Les règles peuvent également être un risque de blessure supplémentaire. Les blessures musculaires et tendineuses sont beaucoup plus importantes et c’est la raison pour laquelle de nombreuses équipes féminines dans des sports comme le hockey et le football intègrent désormais les cycles de leurs athlètes dans leurs programmes d’entraînement.

Je sais que certains sprinters, comme Dina, évitent complètement le travail en salle à cause de cela. Dans un événement où le pouvoir est roi, j’imagine que c’est extrêmement frustrant de devoir adapter son emploi du temps. Tous. Seul. Mois. Mais c’est la réalité.

Il y a quelques années, j’ai commis l’erreur de m’entraîner trop fort pendant une certaine phase de mon cycle et j’ai fini par me déchirer les ischio-jambiers. C’est une leçon que j’ai apprise à la dure, mais j’espère que la jeune génération pourra en tirer des leçons.

En 2019, lorsque j’ai évoqué à quel point il est frustrant que les périodes coïncident avec une compétition majeure, un homme a répondu sur Twitter. Sa solution était de ne pas prendre la peine de concourir quand c’était mon moment du mois et de simplement programmer une autre course.

Comme si je pouvais simplement appeler les Jeux Olympiques et leur demander de déplacer mon événement à la semaine suivante pour l’adapter à mon cycle. L’esprit s’embrouille parfois… mais cela me montre aussi le manque total de conscience que certaines personnes ont.

Cela ne devrait pas être un sujet embarrassant. Entraîneurs, physiothérapeutes, enseignants, parents, partenaires et amis – ils jouent tous un rôle pour en faire un dialogue ouvert. Nous devons nous sentir à l’aise d’avoir cette discussion.

Quelques athlètes professionnels à qui j’ai parlé ont cessé de prendre la pilule hormonale après plusieurs années. Ils veulent se sentir plus en contrôle de leur corps et suivre leur cycle naturel.

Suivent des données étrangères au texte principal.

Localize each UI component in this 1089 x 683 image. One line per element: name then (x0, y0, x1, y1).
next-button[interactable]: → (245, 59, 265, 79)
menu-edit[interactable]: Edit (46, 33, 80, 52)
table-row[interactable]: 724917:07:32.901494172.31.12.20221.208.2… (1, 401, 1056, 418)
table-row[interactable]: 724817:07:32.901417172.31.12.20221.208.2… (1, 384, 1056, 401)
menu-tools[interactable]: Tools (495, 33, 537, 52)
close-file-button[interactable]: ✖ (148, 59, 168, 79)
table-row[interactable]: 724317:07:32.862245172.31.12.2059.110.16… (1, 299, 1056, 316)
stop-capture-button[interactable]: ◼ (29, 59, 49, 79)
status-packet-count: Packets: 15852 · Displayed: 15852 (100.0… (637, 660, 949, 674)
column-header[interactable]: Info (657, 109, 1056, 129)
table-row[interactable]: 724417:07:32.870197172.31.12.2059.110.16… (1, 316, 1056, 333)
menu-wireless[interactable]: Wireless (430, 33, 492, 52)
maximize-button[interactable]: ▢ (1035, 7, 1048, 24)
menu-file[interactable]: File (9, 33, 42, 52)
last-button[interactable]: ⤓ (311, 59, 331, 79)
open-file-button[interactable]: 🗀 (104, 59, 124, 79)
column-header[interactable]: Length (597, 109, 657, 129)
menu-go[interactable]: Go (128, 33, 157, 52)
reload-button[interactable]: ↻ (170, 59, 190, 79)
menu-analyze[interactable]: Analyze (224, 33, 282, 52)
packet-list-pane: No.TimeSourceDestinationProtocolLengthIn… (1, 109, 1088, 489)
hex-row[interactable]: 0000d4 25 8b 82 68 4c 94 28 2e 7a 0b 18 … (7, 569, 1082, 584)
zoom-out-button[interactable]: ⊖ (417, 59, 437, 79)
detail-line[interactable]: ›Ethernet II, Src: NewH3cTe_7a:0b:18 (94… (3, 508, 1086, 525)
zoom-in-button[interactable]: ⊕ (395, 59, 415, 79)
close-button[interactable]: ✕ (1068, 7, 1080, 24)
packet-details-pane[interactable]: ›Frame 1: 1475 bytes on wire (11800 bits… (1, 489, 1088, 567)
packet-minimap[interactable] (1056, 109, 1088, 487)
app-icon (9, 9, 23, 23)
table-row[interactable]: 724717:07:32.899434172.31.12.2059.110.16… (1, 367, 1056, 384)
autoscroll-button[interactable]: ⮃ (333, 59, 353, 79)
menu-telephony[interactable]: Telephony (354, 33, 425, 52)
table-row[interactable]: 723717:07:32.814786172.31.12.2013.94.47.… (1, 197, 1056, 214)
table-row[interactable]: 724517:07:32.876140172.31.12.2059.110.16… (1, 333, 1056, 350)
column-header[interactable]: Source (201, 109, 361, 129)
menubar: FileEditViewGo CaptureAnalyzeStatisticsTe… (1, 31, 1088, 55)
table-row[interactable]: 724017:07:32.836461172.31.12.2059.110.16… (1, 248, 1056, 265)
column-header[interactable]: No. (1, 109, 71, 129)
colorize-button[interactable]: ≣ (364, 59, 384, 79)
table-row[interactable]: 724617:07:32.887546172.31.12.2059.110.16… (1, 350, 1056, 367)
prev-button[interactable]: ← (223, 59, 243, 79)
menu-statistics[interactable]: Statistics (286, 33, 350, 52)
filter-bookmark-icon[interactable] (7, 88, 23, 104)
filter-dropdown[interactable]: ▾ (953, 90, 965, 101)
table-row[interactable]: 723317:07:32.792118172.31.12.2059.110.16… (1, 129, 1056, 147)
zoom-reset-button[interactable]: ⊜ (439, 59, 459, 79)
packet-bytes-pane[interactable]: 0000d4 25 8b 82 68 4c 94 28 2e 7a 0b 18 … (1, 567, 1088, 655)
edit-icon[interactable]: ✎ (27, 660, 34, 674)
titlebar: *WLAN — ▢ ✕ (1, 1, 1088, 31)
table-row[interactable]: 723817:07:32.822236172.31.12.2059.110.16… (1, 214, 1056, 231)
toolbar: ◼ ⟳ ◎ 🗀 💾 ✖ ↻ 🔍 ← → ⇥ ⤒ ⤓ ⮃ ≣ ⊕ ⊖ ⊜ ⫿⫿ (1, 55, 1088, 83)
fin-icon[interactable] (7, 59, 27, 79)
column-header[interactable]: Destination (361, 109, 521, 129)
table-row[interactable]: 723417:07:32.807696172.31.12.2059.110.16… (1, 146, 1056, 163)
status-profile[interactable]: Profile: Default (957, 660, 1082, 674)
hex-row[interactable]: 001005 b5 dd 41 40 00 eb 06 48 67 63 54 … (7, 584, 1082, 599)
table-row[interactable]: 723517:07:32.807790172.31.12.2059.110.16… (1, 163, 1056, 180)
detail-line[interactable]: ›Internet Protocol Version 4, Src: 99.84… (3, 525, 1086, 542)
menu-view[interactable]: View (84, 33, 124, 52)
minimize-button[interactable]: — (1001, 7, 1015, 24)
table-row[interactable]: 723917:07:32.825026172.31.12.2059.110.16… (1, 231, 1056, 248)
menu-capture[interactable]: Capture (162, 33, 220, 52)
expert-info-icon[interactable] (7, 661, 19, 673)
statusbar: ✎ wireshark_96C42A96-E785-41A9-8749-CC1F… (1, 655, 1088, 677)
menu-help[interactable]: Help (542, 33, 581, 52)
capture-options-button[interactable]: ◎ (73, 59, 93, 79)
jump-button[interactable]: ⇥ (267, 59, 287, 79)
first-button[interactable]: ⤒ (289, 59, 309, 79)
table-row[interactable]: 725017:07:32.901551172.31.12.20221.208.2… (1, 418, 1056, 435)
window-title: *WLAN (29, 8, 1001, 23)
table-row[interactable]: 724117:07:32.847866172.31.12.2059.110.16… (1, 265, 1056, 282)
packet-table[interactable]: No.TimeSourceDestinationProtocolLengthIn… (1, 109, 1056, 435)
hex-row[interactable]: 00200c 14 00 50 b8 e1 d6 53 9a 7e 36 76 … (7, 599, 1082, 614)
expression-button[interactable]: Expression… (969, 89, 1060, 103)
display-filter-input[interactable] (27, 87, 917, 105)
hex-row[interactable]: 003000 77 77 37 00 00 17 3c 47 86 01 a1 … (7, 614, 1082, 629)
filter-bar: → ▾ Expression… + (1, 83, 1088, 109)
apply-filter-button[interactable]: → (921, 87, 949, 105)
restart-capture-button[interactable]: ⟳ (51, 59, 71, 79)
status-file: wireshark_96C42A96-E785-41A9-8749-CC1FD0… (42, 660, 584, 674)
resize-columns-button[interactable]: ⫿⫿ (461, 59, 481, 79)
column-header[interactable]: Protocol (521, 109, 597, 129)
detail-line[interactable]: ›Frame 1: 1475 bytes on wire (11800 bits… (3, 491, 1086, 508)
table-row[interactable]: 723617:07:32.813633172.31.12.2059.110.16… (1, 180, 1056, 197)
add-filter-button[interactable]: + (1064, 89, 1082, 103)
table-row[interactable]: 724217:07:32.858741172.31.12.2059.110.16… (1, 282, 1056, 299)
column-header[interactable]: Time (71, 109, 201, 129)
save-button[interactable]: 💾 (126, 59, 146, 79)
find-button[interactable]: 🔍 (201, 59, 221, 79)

Si une personne s’entraîne trop ou manque de carburant, le cycle menstruel est souvent la première chose à disparaître. Au moins en prenant ses règles, même si je déteste ça, ça donne une certaine assurance que le corps est en bonne santé et dans un bon équilibre énergétique.

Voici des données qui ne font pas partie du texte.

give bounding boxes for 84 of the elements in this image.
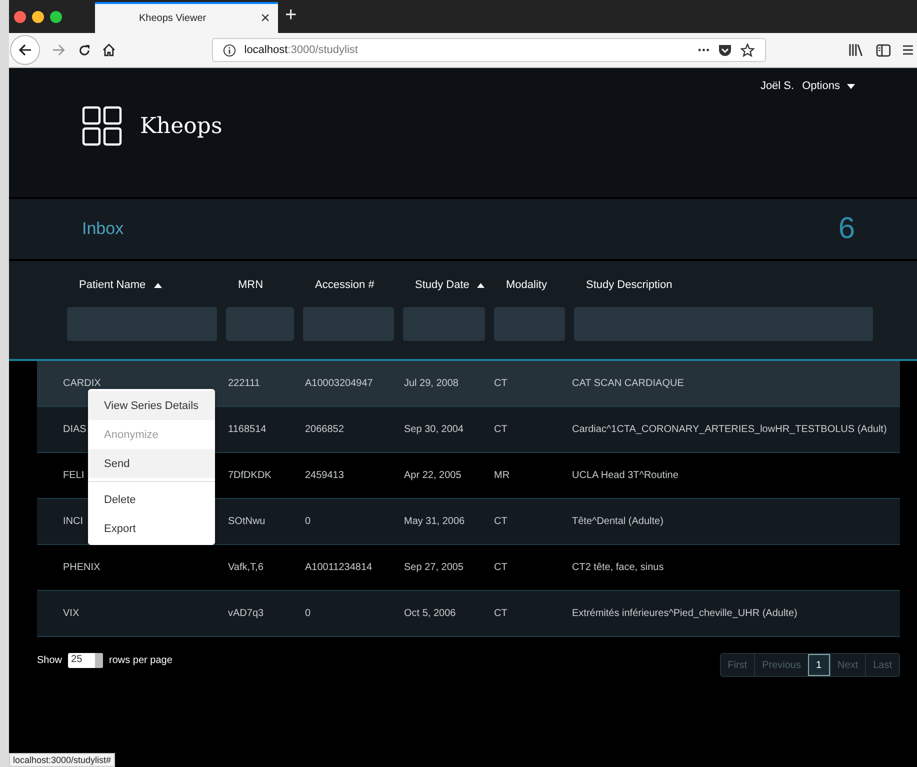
table-cell-text: Oct 5, 2006 bbox=[404, 608, 457, 619]
status-bar: localhost:3000/studylist# bbox=[9, 753, 116, 767]
table-cell-text: PHENIX bbox=[62, 562, 102, 573]
show-label: Show bbox=[37, 655, 62, 666]
table-cell-text: CT bbox=[494, 424, 508, 435]
menu-icon[interactable] bbox=[903, 44, 913, 56]
table-cell-text: 1168514 bbox=[228, 424, 268, 435]
table-cell-text: Apr 22, 2005 bbox=[404, 470, 462, 481]
back-arrow-icon bbox=[18, 43, 32, 57]
table-cell-text: CT bbox=[494, 516, 508, 527]
menu-item[interactable]: Export bbox=[88, 514, 215, 543]
page-actions-button[interactable]: ••• bbox=[698, 45, 710, 55]
table-cell-text: 7DfDKDK bbox=[228, 470, 272, 481]
user-name: Joël S. bbox=[760, 80, 794, 92]
table-cell-text: 2066852 bbox=[305, 424, 345, 435]
column-header[interactable]: Accession # bbox=[303, 277, 394, 293]
table-cell-text: Sep 27, 2005 bbox=[404, 562, 464, 573]
filter-field[interactable] bbox=[303, 307, 394, 341]
table-cell-text: May 31, 2006 bbox=[404, 516, 466, 527]
table-cell-text: 0 bbox=[305, 608, 312, 619]
address-bar[interactable]: localhost:3000/studylist ••• bbox=[212, 38, 766, 62]
maximize-window-icon[interactable] bbox=[50, 11, 62, 23]
rows-per-page-label: rows per page bbox=[109, 655, 172, 666]
table-cell-text: A10011234814 bbox=[305, 562, 374, 573]
forward-icon[interactable] bbox=[52, 43, 66, 57]
filter-field[interactable] bbox=[574, 307, 873, 341]
table-cell-text: SOtNwu bbox=[228, 516, 266, 527]
page-button[interactable]: 1 bbox=[808, 654, 830, 676]
column-header[interactable]: Modality bbox=[494, 277, 565, 293]
page-size-select[interactable]: 25 bbox=[68, 653, 104, 668]
table-cell-text: 222111 bbox=[228, 378, 261, 389]
table-cell-text: FELI bbox=[62, 470, 86, 481]
caret-icon bbox=[847, 84, 855, 88]
table-cell-text: UCLA Head 3T^Routine bbox=[572, 470, 680, 481]
filter-field[interactable] bbox=[67, 307, 217, 341]
table-row[interactable]: VIX vAD7q3 0 Oct 5, 2006 CT Extrémités inférieures^Pied_cheville_UHR (Adulte) bbox=[37, 591, 900, 637]
options-dropdown[interactable]: Options bbox=[802, 80, 855, 92]
library-icon[interactable] bbox=[848, 43, 864, 57]
table-cell-text: 2459413 bbox=[305, 470, 345, 481]
study-count: 6 bbox=[838, 212, 855, 246]
table-cell-text: Extrémités inférieures^Pied_cheville_UHR (Adulte) bbox=[572, 608, 798, 619]
table-cell-text: INCI bbox=[62, 516, 84, 527]
table-cell-text: vAD7q3 bbox=[228, 608, 265, 619]
inbox-title: Inbox bbox=[82, 219, 124, 239]
back-button[interactable] bbox=[10, 35, 40, 65]
logo-icon bbox=[82, 106, 122, 146]
menu-item[interactable]: Send bbox=[88, 449, 215, 478]
reload-icon[interactable] bbox=[78, 44, 90, 56]
table-cell-text: Sep 30, 2004 bbox=[404, 424, 464, 435]
table-cell-text: CT bbox=[494, 378, 508, 389]
pocket-icon[interactable] bbox=[718, 44, 732, 56]
table-cell-text: MR bbox=[494, 470, 511, 481]
table-cell-text: VIX bbox=[62, 608, 80, 619]
filter-field[interactable] bbox=[494, 307, 565, 341]
home-icon[interactable] bbox=[102, 43, 116, 57]
table-cell-text: CAT SCAN CARDIAQUE bbox=[572, 378, 685, 389]
menu-item[interactable]: View Series Details bbox=[88, 391, 215, 420]
table-cell-text: CT2 tête, face, sinus bbox=[572, 562, 665, 573]
browser-tab[interactable]: Kheops Viewer × bbox=[95, 2, 278, 33]
table-cell-text: CARDIX bbox=[62, 378, 102, 389]
table-cell-text: Vafk,T,6 bbox=[228, 562, 264, 573]
app-title: Kheops bbox=[140, 114, 222, 138]
table-cell-text: Tête^Dental (Adulte) bbox=[572, 516, 664, 527]
column-header[interactable]: Study Description bbox=[574, 277, 873, 293]
new-tab-button[interactable]: + bbox=[278, 4, 297, 33]
table-cell-text: Jul 29, 2008 bbox=[404, 378, 460, 389]
menu-item[interactable]: Delete bbox=[88, 485, 215, 514]
filter-field[interactable] bbox=[226, 307, 294, 341]
table-cell-text: 0 bbox=[305, 516, 312, 527]
table-cell-text: DIAS bbox=[62, 424, 88, 435]
filter-field[interactable] bbox=[403, 307, 485, 341]
close-tab-button[interactable]: × bbox=[260, 10, 270, 28]
column-header[interactable]: Patient Name bbox=[67, 277, 217, 293]
minimize-window-icon[interactable] bbox=[32, 11, 44, 23]
table-cell-text: Cardiac^1CTA_CORONARY_ARTERIES_lowHR_TESTBOLUS (Adult) bbox=[572, 424, 888, 435]
info-icon[interactable] bbox=[223, 44, 236, 56]
table-cell-text: CT bbox=[494, 608, 508, 619]
column-header[interactable]: Study Date bbox=[403, 277, 485, 293]
column-header[interactable]: MRN bbox=[226, 277, 294, 293]
close-window-icon[interactable] bbox=[14, 11, 26, 23]
sidebar-icon[interactable] bbox=[876, 44, 892, 56]
table-cell-text: CT bbox=[494, 562, 508, 573]
table-cell-text: A10003204947 bbox=[305, 378, 374, 389]
star-icon[interactable] bbox=[740, 42, 756, 58]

C’est l’un des messages les plus importants que je souhaite faire passer aux jeunes athlètes.

L’une des meilleures choses que j’ai jamais faites a été d’ouvrir la conversation – non seulement entre d’autres athlètes professionnelles, mais aussi en ligne, à une plus grande communauté de femmes. Partager des expériences, écouter les autres et prendre des conseils.

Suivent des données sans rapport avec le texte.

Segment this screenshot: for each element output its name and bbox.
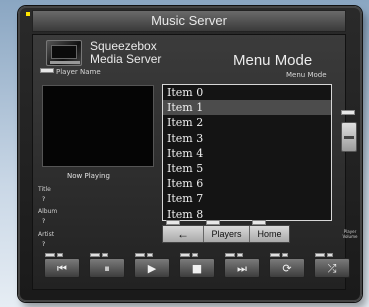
list-item[interactable]: Item 5 xyxy=(163,161,331,176)
album-value: ? xyxy=(42,218,46,225)
button-tag xyxy=(90,253,100,257)
title-bar: Music Server xyxy=(32,10,346,32)
button-tag xyxy=(237,253,243,257)
play-icon: ▶ xyxy=(147,262,157,275)
button-tag xyxy=(45,253,55,257)
button-tag xyxy=(180,253,190,257)
player-indicator xyxy=(40,68,54,73)
title-label: Title xyxy=(38,186,51,193)
list-item[interactable]: Item 3 xyxy=(163,131,331,146)
button-tag xyxy=(270,253,280,257)
list-item[interactable]: Item 4 xyxy=(163,146,331,161)
menu-mode-subtitle: Menu Mode xyxy=(286,71,327,79)
artist-label: Artist xyxy=(38,231,55,238)
button-tag xyxy=(147,253,153,257)
volume-slider[interactable] xyxy=(341,122,357,152)
shuffle-button[interactable]: ⤮ xyxy=(314,253,350,278)
shuffle-icon: ⤮ xyxy=(327,262,337,275)
list-item[interactable]: Item 8 xyxy=(163,207,331,222)
button-tag xyxy=(315,253,325,257)
button-tag xyxy=(192,253,198,257)
button-tag xyxy=(282,253,288,257)
menu-mode-title: Menu Mode xyxy=(233,52,313,69)
list-item[interactable]: Item 0 xyxy=(163,85,331,100)
title-value: ? xyxy=(42,196,46,203)
list-item[interactable]: Item 7 xyxy=(163,191,331,206)
album-label: Album xyxy=(38,208,58,215)
slider-grip[interactable] xyxy=(344,136,354,139)
previous-button[interactable]: ⏮ xyxy=(44,253,80,278)
menu-list[interactable]: Item 0 Item 1 Item 2 Item 3 Item 4 Item … xyxy=(162,84,332,221)
artist-value: ? xyxy=(42,241,46,248)
stop-icon: ■ xyxy=(191,262,203,275)
player-name-label: Player Name xyxy=(56,68,101,76)
button-tag xyxy=(135,253,145,257)
pause-icon: ⏸ xyxy=(104,262,110,275)
now-playing-heading: Now Playing xyxy=(67,172,110,180)
button-tag xyxy=(327,253,333,257)
button-tag xyxy=(225,253,235,257)
button-tag xyxy=(102,253,108,257)
repeat-button[interactable]: ⟳ xyxy=(269,253,305,278)
volume-indicator xyxy=(341,110,355,115)
back-button[interactable]: ← xyxy=(163,226,203,242)
navigation-bar: ← Players Home xyxy=(162,225,290,243)
window-title: Music Server xyxy=(151,13,227,28)
repeat-icon: ⟳ xyxy=(282,262,292,275)
transport-controls: ⏮ ⏸ ▶ ■ ⏭ ⟳ ⤮ xyxy=(44,253,358,280)
marker-dot xyxy=(26,12,30,16)
list-item[interactable]: Item 1 xyxy=(163,100,331,116)
next-button[interactable]: ⏭ xyxy=(224,253,260,278)
list-item[interactable]: Item 6 xyxy=(163,176,331,191)
brand-name: Squeezebox Media Server xyxy=(90,40,161,66)
stop-button[interactable]: ■ xyxy=(179,253,215,278)
home-button[interactable]: Home xyxy=(249,226,289,242)
players-button[interactable]: Players xyxy=(203,226,249,242)
player-volume-label: Player Volume xyxy=(342,229,358,239)
album-art xyxy=(42,85,154,167)
next-icon: ⏭ xyxy=(237,262,247,275)
brand-line-2: Media Server xyxy=(90,52,162,66)
pause-button[interactable]: ⏸ xyxy=(89,253,125,278)
button-tag xyxy=(57,253,63,257)
previous-icon: ⏮ xyxy=(57,262,67,275)
list-item[interactable]: Item 2 xyxy=(163,115,331,130)
play-button[interactable]: ▶ xyxy=(134,253,170,278)
server-logo-icon xyxy=(46,40,82,66)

Il y a encore beaucoup d’essais et d’erreurs pour trouver ce qui fonctionne pour chaque individu, mais je me sens personnellement beaucoup plus instruit sur le sujet que jamais auparavant.

Je n’ai toujours pas toutes les réponses dont j’ai besoin, mais je continuerai à garder cette conversation ouverte pour la prochaine génération de jeunes athlètes féminines, dans l’espoir qu’un jour nous y parviendrons.